# Toro 826 circa 1980. Briggs Engines 190402-0989 Fuel line size?



## Rich Speers (Jan 20, 2017)

From what I can tell the inner diameter on these Briggs engines is 1/4. I am seeing different out diameters though. I have two engines that don't run. Both outer diameters are different but both seem to have inner diameters of 1/4. Wondering what the "stock" outer diameter is or doesn't it make a difference as long as the inner is 1/4? Need to replace these gunky fuel lines.

Thanks for the help everybody.

Rich


----------



## Yanmar Ronin (Jan 31, 2015)

As long as the OD fits through everywhere it needs to it's not a concern. Match ID, bingo.


----------



## deezlfan (Nov 8, 2017)

Generally speaking there are two 1/4"id lines, one with 7/16"od and the other 1/2"od. Most auto parts stores only stock the 1/2" size so you usually need to find a small engine shop to find the smaller 7/16". Buy the smaller size and you will be all set to repair either engine.


----------



## JLawrence08648 (Jan 15, 2017)

Above, 1/4" ID, 7/16" OD, it can be difficult to put the 1/2" OD fuel line through where you want to. Buy braided black fuel line, not tubular hose.


----------



## JayzAuto1 (Jul 25, 2016)

Small engines use the 7/16" line, from the factory. It will fit behind the flywheel and engine cover. That helps it from freezing. If you obtain and install the 7/16" line, it can be done without stripping down the engine. It will slide thru

GLuck. Jay


----------



## JLawrence08648 (Jan 15, 2017)

To change the hose, put a wooden dowel or a piece of threaded rod in each end of the hose and feed the old hose out, feed the new hose in.


----------



## Oneacer (Jan 3, 2011)

Many times, replacing a fuel line is usually on a machine someone picked up, and refurbishing, and usually been stored in a shed or outside.

Chances are you will want to clean out all the mice remnants from under the cowl pull cover, as well as inspect in there anyways, and usually the primer hose is shot as well, as that is only flimsy like a windshield washer hose.


----------



## cpchriste (Jan 19, 2014)

Rich Speers said:


> Wondering what the "stock" outer diameter is or doesn't it make a difference as long as the inner is 1/4?
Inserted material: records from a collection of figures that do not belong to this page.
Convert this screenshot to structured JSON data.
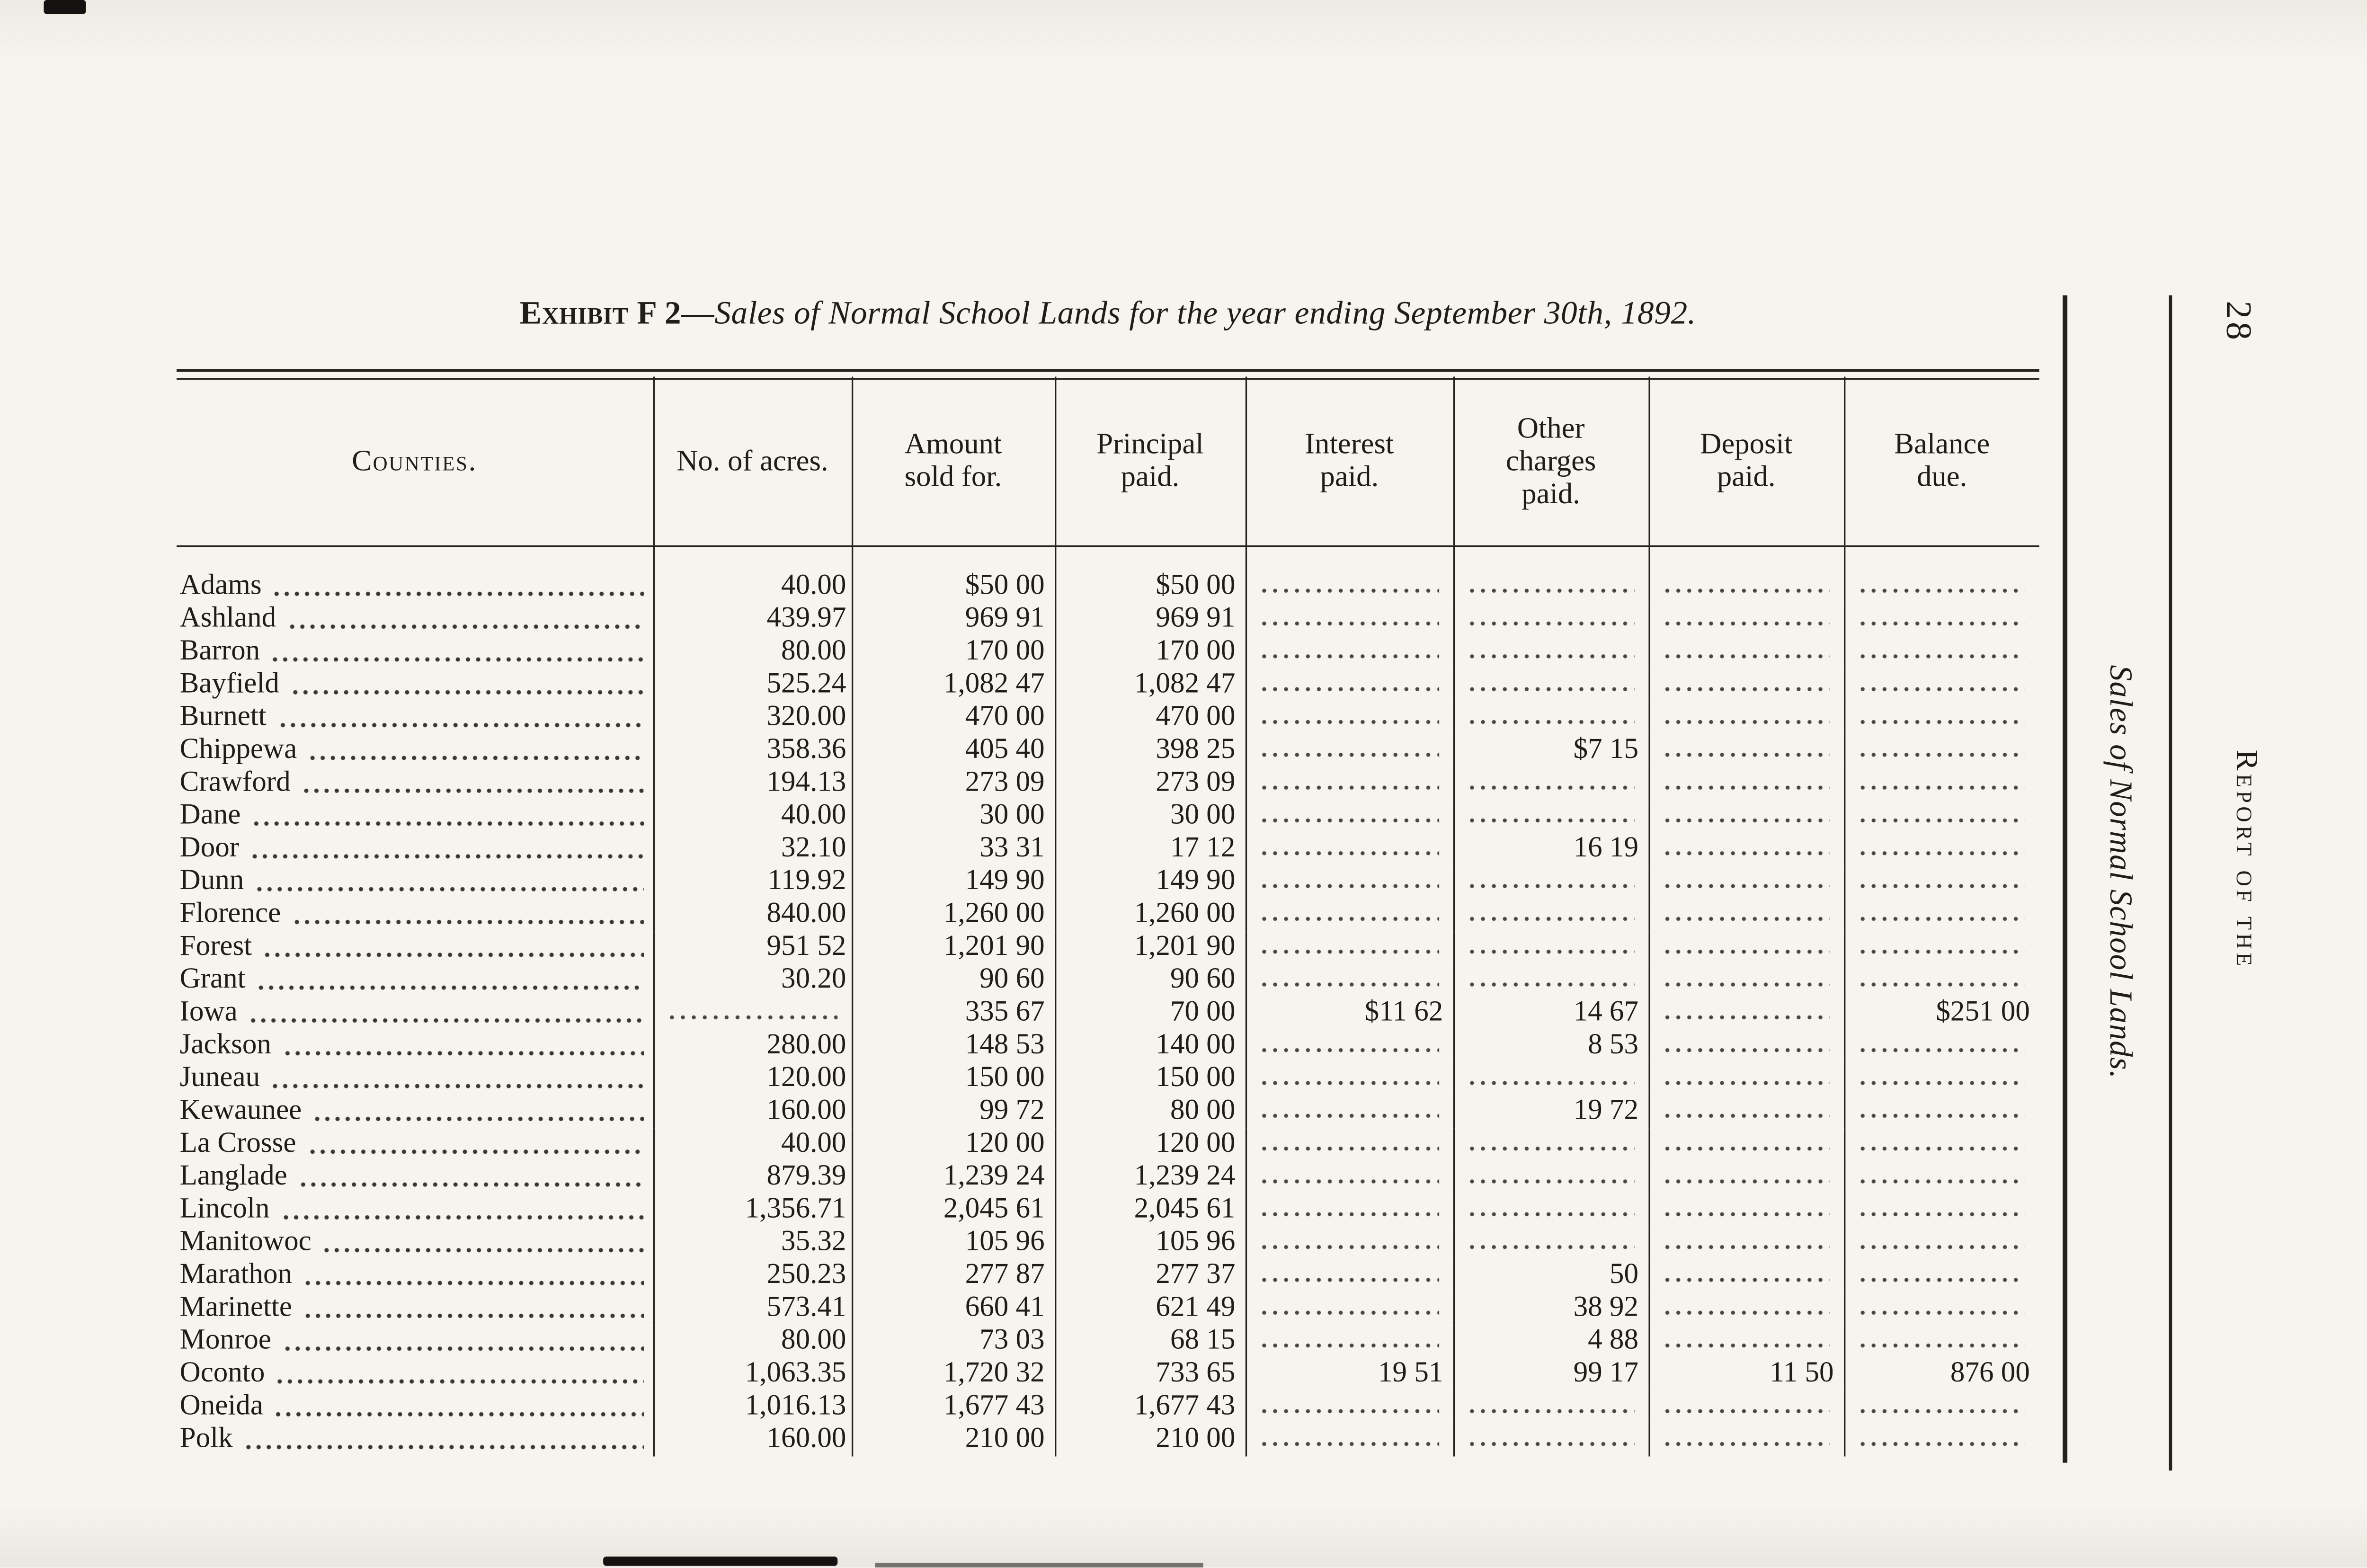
{
  "page": {
    "number": "28",
    "margin_side_title": "Sales of Normal School Lands.",
    "margin_running_head": "Report of the"
  },
  "table": {
    "title_prefix": "Exhibit F 2—",
    "title": "Sales of Normal School Lands for the year ending September 30th, 1892.",
    "columns": [
      "Counties.",
      "No. of acres.",
      "Amount sold for.",
      "Principal paid.",
      "Interest paid.",
      "Other charges paid.",
      "Deposit paid.",
      "Balance due."
    ],
    "rows": [
      [
        "Adams",
        "40.00",
        "$50 00",
        "$50 00",
        "",
        "",
        "",
        ""
      ],
      [
        "Ashland",
        "439.97",
        "969 91",
        "969 91",
        "",
        "",
        "",
        ""
      ],
      [
        "Barron",
        "80.00",
        "170 00",
        "170 00",
        "",
        "",
        "",
        ""
      ],
      [
        "Bayfield",
        "525.24",
        "1,082 47",
        "1,082 47",
        "",
        "",
        "",
        ""
      ],
      [
        "Burnett",
        "320.00",
        "470 00",
        "470 00",
        "",
        "",
        "",
        ""
      ],
      [
        "Chippewa",
        "358.36",
        "405 40",
        "398 25",
        "",
        "$7 15",
        "",
        ""
      ],
      [
        "Crawford",
        "194.13",
        "273 09",
        "273 09",
        "",
        "",
        "",
        ""
      ],
      [
        "Dane",
        "40.00",
        "30 00",
        "30 00",
        "",
        "",
        "",
        ""
      ],
      [
        "Door",
        "32.10",
        "33 31",
        "17 12",
        "",
        "16 19",
        "",
        ""
      ],
      [
        "Dunn",
        "119.92",
        "149 90",
        "149 90",
        "",
        "",
        "",
        ""
      ],
      [
        "Florence",
        "840.00",
        "1,260 00",
        "1,260 00",
        "",
        "",
        "",
        ""
      ],
      [
        "Forest",
        "951 52",
        "1,201 90",
        "1,201 90",
        "",
        "",
        "",
        ""
      ],
      [
        "Grant",
        "30.20",
        "90 60",
        "90 60",
        "",
        "",
        "",
        ""
      ],
      [
        "Iowa",
        "",
        "335 67",
        "70 00",
        "$11 62",
        "14 67",
        "",
        "$251 00"
      ],
      [
        "Jackson",
        "280.00",
        "148 53",
        "140 00",
        "",
        "8 53",
        "",
        ""
      ],
      [
        "Juneau",
        "120.00",
        "150 00",
        "150 00",
        "",
        "",
        "",
        ""
      ],
      [
        "Kewaunee",
        "160.00",
        "99 72",
        "80 00",
        "",
        "19 72",
        "",
        ""
      ],
      [
        "La Crosse",
        "40.00",
        "120 00",
        "120 00",
        "",
        "",
        "",
        ""
      ],
      [
        "Langlade",
        "879.39",
        "1,239 24",
        "1,239 24",
        "",
        "",
        "",
        ""
      ],
      [
        "Lincoln",
        "1,356.71",
        "2,045 61",
        "2,045 61",
        "",
        "",
        "",
        ""
      ],
      [
        "Manitowoc",
        "35.32",
        "105 96",
        "105 96",
        "",
        "",
        "",
        ""
      ],
      [
        "Marathon",
        "250.23",
        "277 87",
        "277 37",
        "",
        "50",
        "",
        ""
      ],
      [
        "Marinette",
        "573.41",
        "660 41",
        "621 49",
        "",
        "38 92",
        "",
        ""
      ],
      [
        "Monroe",
        "80.00",
        "73 03",
        "68 15",
        "",
        "4 88",
        "",
        ""
      ],
      [
        "Oconto",
        "1,063.35",
        "1,720 32",
        "733 65",
        "19 51",
        "99 17",
        "11 50",
        "876 00"
      ],
      [
        "Oneida",
        "1,016.13",
        "1,677 43",
        "1,677 43",
        "",
        "",
        "",
        ""
      ],
      [
        "Polk",
        "160.00",
        "210 00",
        "210 00",
        "",
        "",
        "",
        ""
      ]
    ]
  }
}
Since the supply on these old Briggs runs in open air around the front of the engine the OD doesnt matter. Tecumseh would need the small OD to run between the flywheel and block gaps.


----------



## Rich Speers (Jan 20, 2017)

Thanks for the great tips everybody. I'll start on it tomorrow.


----------



## UNDERTAKER (Dec 30, 2013)

1/4 Inch ID Fuel Line The Black Rubber Hose Kind Is What You Need.


----------